The inherent flaw in my being is that I’m lazy. I am militantly lazy to an extent where I plan how to be lazy or “efficient” I guess if you want to use a positive word. The setup I was using had so many cables and pieces I was determined to come up with a simpler alternative.
This led me on a quest for a small amp with decent power and phantom power built in. It doesn’t really exist. Sure there are little amps out there, but they are either too big or too small and what I really wanted was say a QSC K10 with phantom power built in. It’s not out there. I came across these little “lunchbox” amps for lack of a better term that were almost perfect. I bought a Behringer B205D from Guitar Center and tried it out for awhile. I actually liked it for really small gigs. That’s all I’m using in this clip for example:
It sounded good, but if you push it, especially with bass frequencies, it will start to break up. So I returned it and ended up with the Mackie equivalent, the SRM-150. Same deal, would break up at loud volumes, but I countered that with plugging into a larger system when those gigs came up.
Again my militant laziness reared it head and I said “There’s got to be a better way!” I loved the package of the amp, but the speaker was just too darn small. So I set out to take the amp guts and make my own enclosure with a 1×10 speaker in it.
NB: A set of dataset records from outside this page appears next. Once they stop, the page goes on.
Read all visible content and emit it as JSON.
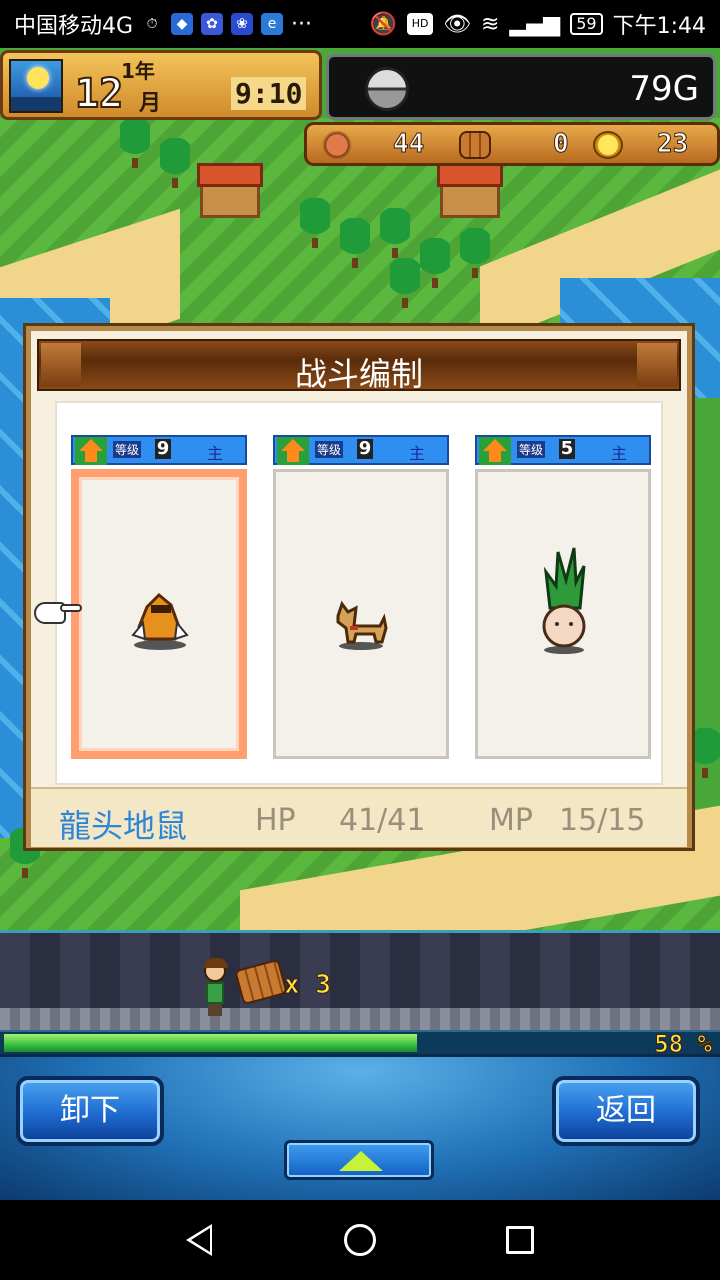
{
  "statusbar": {
    "carrier": "中国移动4G",
    "time": "下午1:44",
    "battery": "59",
    "icons": [
      "alarm-icon",
      "shield-icon",
      "paw-icon",
      "baidu-icon",
      "ie-icon",
      "more-icon",
      "mute-icon",
      "hd-icon",
      "eye-icon",
      "wifi-icon",
      "signal-icon",
      "battery-icon"
    ]
  },
  "hud": {
    "year": "1年",
    "day": "12",
    "month": "月",
    "time": "9:10",
    "gold": "79G",
    "resources": [
      {
        "name": "meat-icon",
        "value": "44"
      },
      {
        "name": "wood-icon",
        "value": "0"
      },
      {
        "name": "coin-icon",
        "value": "23"
      }
    ]
  },
  "panel": {
    "title": "战斗编制",
    "cards": [
      {
        "level_label": "等级",
        "level": "9",
        "role": "主",
        "monster": "orange-mole-monster",
        "selected": true
      },
      {
        "level_label": "等级",
        "level": "9",
        "role": "主",
        "monster": "dog-monster",
        "selected": false
      },
      {
        "level_label": "等级",
        "level": "5",
        "role": "主",
        "monster": "plant-monster",
        "selected": false
      }
    ],
    "info": {
      "name": "龍头地鼠",
      "hp_label": "HP",
      "hp": "41/41",
      "mp_label": "MP",
      "mp": "15/15"
    }
  },
  "work": {
    "log_count": "x 3",
    "progress_text": "58 %",
    "progress": 0.58
  },
  "controls": {
    "left_button": "卸下",
    "right_button": "返回"
  },
  "colors": {
    "accent_blue": "#2e86d8",
    "selected_border": "#ff9e6e",
    "progress_green": "#3ac040"
  }
}
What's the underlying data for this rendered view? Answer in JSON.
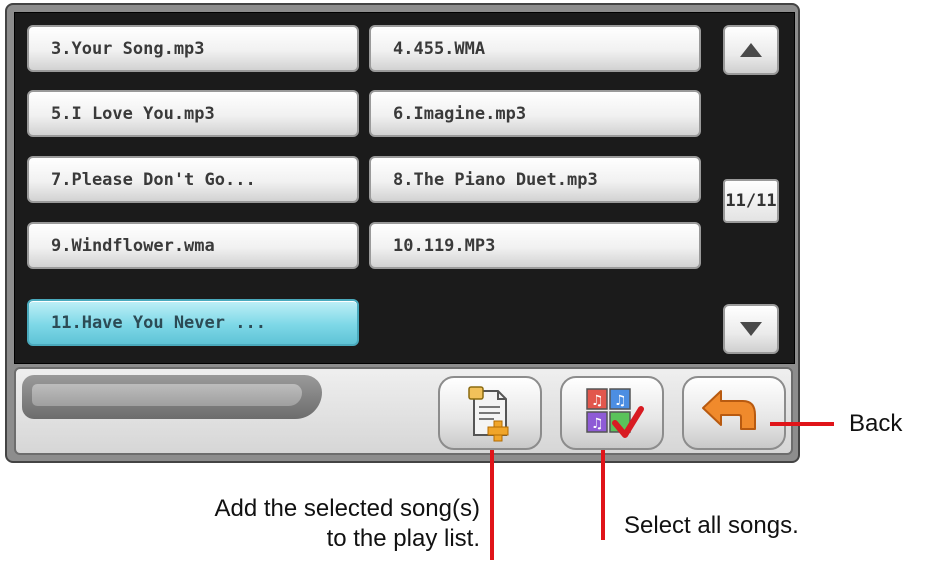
{
  "songs": [
    {
      "label": "3.Your Song.mp3",
      "selected": false
    },
    {
      "label": "4.455.WMA",
      "selected": false
    },
    {
      "label": "5.I Love You.mp3",
      "selected": false
    },
    {
      "label": "6.Imagine.mp3",
      "selected": false
    },
    {
      "label": "7.Please Don't Go...",
      "selected": false
    },
    {
      "label": "8.The Piano Duet.mp3",
      "selected": false
    },
    {
      "label": "9.Windflower.wma",
      "selected": false
    },
    {
      "label": "10.119.MP3",
      "selected": false
    },
    {
      "label": "11.Have You Never ...",
      "selected": true
    }
  ],
  "pager": {
    "indicator": "11/11"
  },
  "icons": {
    "scroll_up": "triangle-up-icon",
    "scroll_down": "triangle-down-icon",
    "add_to_playlist": "document-plus-icon",
    "select_all": "music-grid-check-icon",
    "back": "u-turn-arrow-icon"
  },
  "annotations": {
    "back": "Back",
    "add_line1": "Add the selected song(s)",
    "add_line2": "to the play list.",
    "select_all": "Select all songs."
  },
  "colors": {
    "selected_row": "#7ed8e7",
    "annotation_line": "#e01419",
    "back_arrow": "#f08a2c"
  }
}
I was having a hernia operation at the beginning of 2014 and I needed the amp to be as light as possible, so I used 1/4″ ply for the top bottom and sides and used 3/8″ ply for the front and back baffles.
Here’ s a few picks I took of the build. Sorry there aren’t more.
I should have taken more pictures, but this one shows pretty well how I combated the problems inherent in too thin of materials. I used braces as you can see inside the cabinet to provide some stiffness for the sides and I applied “Truck Bed Liner” Herculiner in this case to the outside and inside of the cabinet for hardness.
All in all this build came out great. The amp has 150 watts and weighs about 17lbs! A winning combination for my back.
It sounds great and I can use it with a jazz quartet as long as the drummer isn’t too rowdy. I’ve also used it with larger 5-6 piece bands if there’s a good sound guy that I can give a feed to and they aren’t trying to make the bass louder than it should be in a Jazz context. (But that’s another post!)